Photo issue du site de l'Assemblée nationale ou de WikipediaÉlodie Jacquier-Laforge, rapporteure pour avis des crédits de la mission Immigration, asile et intégration :

Monsieur le ministre, madame la présidente, mes chers collègues, les crédits de la mission « Immigration, asile et intégration » augmentent encore de manière très importante cette année et contribuent ainsi à la sincérité du budget que nous examinons aujourd'hui. En effet, ils s'élèveront à 1,69 milliard d'euros en crédits de paiement en 2019, contre 1 milliard il y a seulement deux ans.

Ils permettront de poursuivre la mise en oeuvre du plan « Garantir le droit d'asile, mieux maîtriser les flux migratoires » présenté le 12 juillet 2017 par le Gouvernement, dont la loi pour une immigration maîtrisée, un droit d'asile effectif et une intégration réussie, que nous avons adoptée cet été, constitue un élément fondamental.

Le programme 303 « Immigration et asile » comprend l'essentiel des crédits de la mission et finance notamment la politique de l'asile, ainsi que la lutte contre l'immigration irrégulière. L'augmentation des crédits dédiés à l'hébergement permettra de poursuivre la mise à niveau du dispositif national d'accueil. Sa rationalisation, dont nous avons longuement débattu lors de l'examen du projet de loi sur l'asile et l'immigration, doit constituer une priorité du Gouvernement. Je me réjouis qu'une telle démarche soit désormais engagée, pour l'organiser autour de trois niveaux de prise en charge.

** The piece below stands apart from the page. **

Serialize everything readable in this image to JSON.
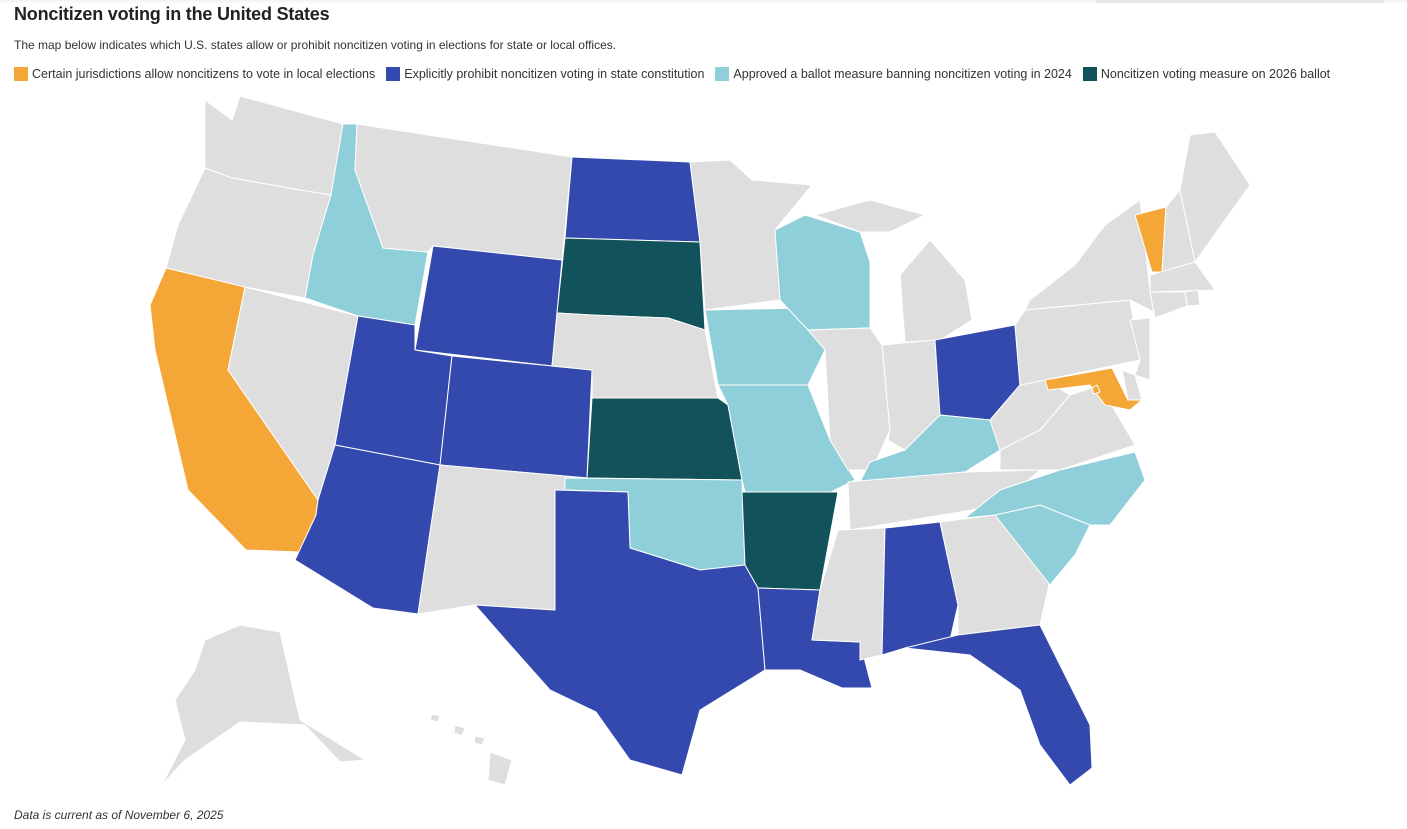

Premièrement, les centres d'accueil et d'examen des situations (CAES), pour éviter les files d'attentes et les campements illégaux sur la voie publique et orienter au plus vite les demandeurs ; deuxièmement, l'hébergement d'urgence, pour les étrangers sous procédure accélérée ou procédure dite « Dublin » ; troisièmement, enfin, les CADA, qui doivent demeurer l'hébergement de référence.

Cela doit nous permettre de disposer d'un parc d'hébergement de 97 000 places fin 2019. Pouvez-vous nous préciser, monsieur le ministre, quelles sont les hypothèses d'augmentation de la demande d'asile que vous avez retenues en 2019 pour bâtir votre budget ?

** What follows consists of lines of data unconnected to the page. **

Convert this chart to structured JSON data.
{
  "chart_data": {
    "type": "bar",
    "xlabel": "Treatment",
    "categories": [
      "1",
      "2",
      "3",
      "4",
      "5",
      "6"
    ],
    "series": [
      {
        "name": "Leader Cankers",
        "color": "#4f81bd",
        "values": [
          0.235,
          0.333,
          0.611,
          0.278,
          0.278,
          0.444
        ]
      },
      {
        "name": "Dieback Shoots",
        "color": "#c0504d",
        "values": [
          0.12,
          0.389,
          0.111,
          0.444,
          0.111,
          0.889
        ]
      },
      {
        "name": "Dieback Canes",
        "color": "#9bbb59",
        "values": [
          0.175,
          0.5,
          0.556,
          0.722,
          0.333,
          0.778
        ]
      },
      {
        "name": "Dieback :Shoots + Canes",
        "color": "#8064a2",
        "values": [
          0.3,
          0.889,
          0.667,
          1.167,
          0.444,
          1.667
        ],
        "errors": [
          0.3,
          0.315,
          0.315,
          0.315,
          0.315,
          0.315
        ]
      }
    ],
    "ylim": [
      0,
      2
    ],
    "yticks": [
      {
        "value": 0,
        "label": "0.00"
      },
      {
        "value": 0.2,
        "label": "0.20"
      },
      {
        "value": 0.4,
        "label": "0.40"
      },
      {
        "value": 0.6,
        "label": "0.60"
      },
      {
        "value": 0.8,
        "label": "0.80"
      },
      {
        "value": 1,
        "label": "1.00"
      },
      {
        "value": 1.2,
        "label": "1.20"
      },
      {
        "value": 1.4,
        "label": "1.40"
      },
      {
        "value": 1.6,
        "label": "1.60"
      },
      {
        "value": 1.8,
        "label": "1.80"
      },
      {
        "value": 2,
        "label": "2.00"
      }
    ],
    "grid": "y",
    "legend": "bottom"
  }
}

Les crédits consacrés à la lutte contre l'immigration irrégulière augmentent également. Ils pourront ainsi financer la création de 450 places en centres de rétention administrative, portant le total de notre parc à un peu plus de 2 000 places. Cette augmentation est rendue indispensable pour renforcer l'effectivité de l'exécution des décisions d'éloignement et tenir compte de l'augmentation de la durée légale de placement en rétention prévue par la loi du 10 septembre 2018.

Les crédits consacrés à l'intégration, enfin, augmentent également pour financer les décisions prises lors du comité interministériel à l'intégration du 5 juin 2018, qui reprenait les principales propositions de notre collègue Aurélien Taché. Ces crédits supplémentaires doivent notamment permettre de financer le doublement des cours de langue, dont le nombre d'heures passera de 200 à 400 heures dès 2019, afin de rapprocher la France des meilleurs standards européens ; le doublement de la formation civique, qui passera de 12 à 24 heures ; l'introduction d'une prestation d'orientation professionnelle dès le stade du contrat d'intégration républicaine (CIR).

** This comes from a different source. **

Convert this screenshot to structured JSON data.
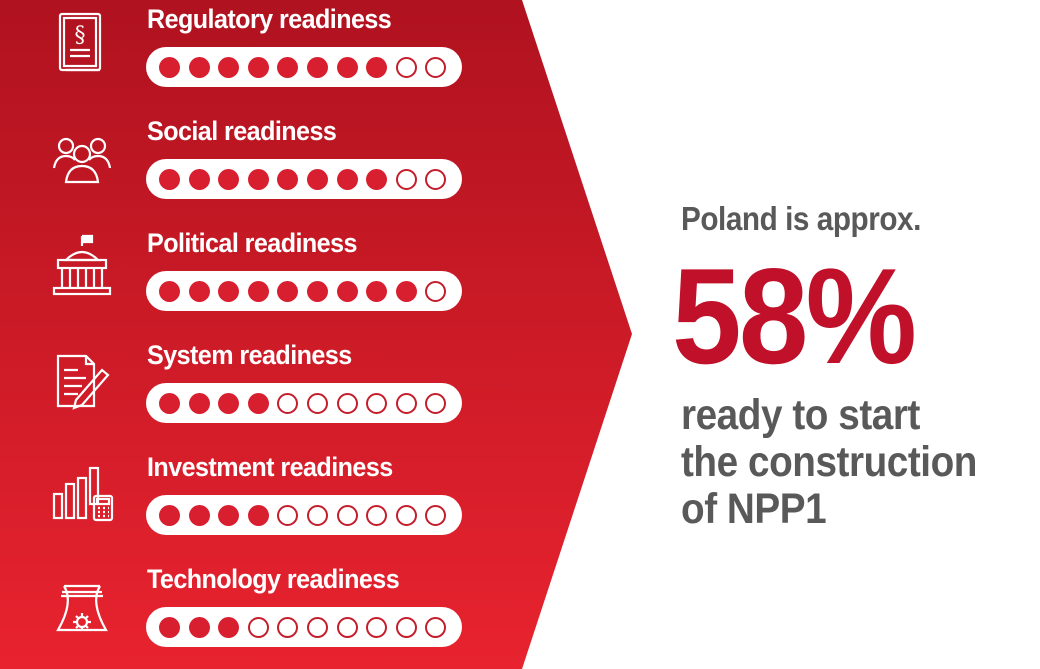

Toutes ces mesures seront mises en oeuvre par l'opérateur du ministère, (OFII). À ce propos, monsieur le ministre, j'ai été alertée de la difficulté pour l'Office de recourir à des contrats longs pour certaines catégories d'agents, notamment ceux en contact avec le public. Beaucoup sont en effet recrutés pour des durées courtes – onze mois –, ce qui entraîne un roulement important du personnel, coûteux en termes de finances publiques et peu efficace en termes de politiques publiques. Pouvez-vous nous dire, monsieur le ministre, ce que vous comptez faire pour remédier à cette situation et donner à l'OFII les moyens de remplir au mieux ses missions ?

Alors que la crise migratoire des années 2015 à 2016 semble dernière nous, l'épisode de l'Aquarius, l'été dernier, du nom de ce bateau ayant recueilli plusieurs centaines de migrants et qu'aucun État européen ne voulait voir accoster chez lui, a souligné les carences de la solidarité européenne en matière d'asile. C'est pourquoi j'ai fait le choix cette année de m'intéresser à la mise en oeuvre du règlement « Dublin », dont l'application provoque de nombreuses divergences entre les différents États membres de l'Union.

Vous le savez, le règlement « Dublin » est une composante du régime d'asile européen commun. Il a pour objet, d'une part, d'éviter que le demandeur d'asile sollicite successivement plusieurs pays européens et, d'autre part, qu'il soit renvoyé d'un pays à l'autre sans que sa demande soit jamais examinée, ce qui contreviendrait au principe de non-refoulement de la convention de Genève. Il pose le principe selon lequel un seul État européen est responsable de la demande d'asile d'une personne ressortissante d'un État tiers, et prévoit pour cela une procédure de transfert entre les différents États membres.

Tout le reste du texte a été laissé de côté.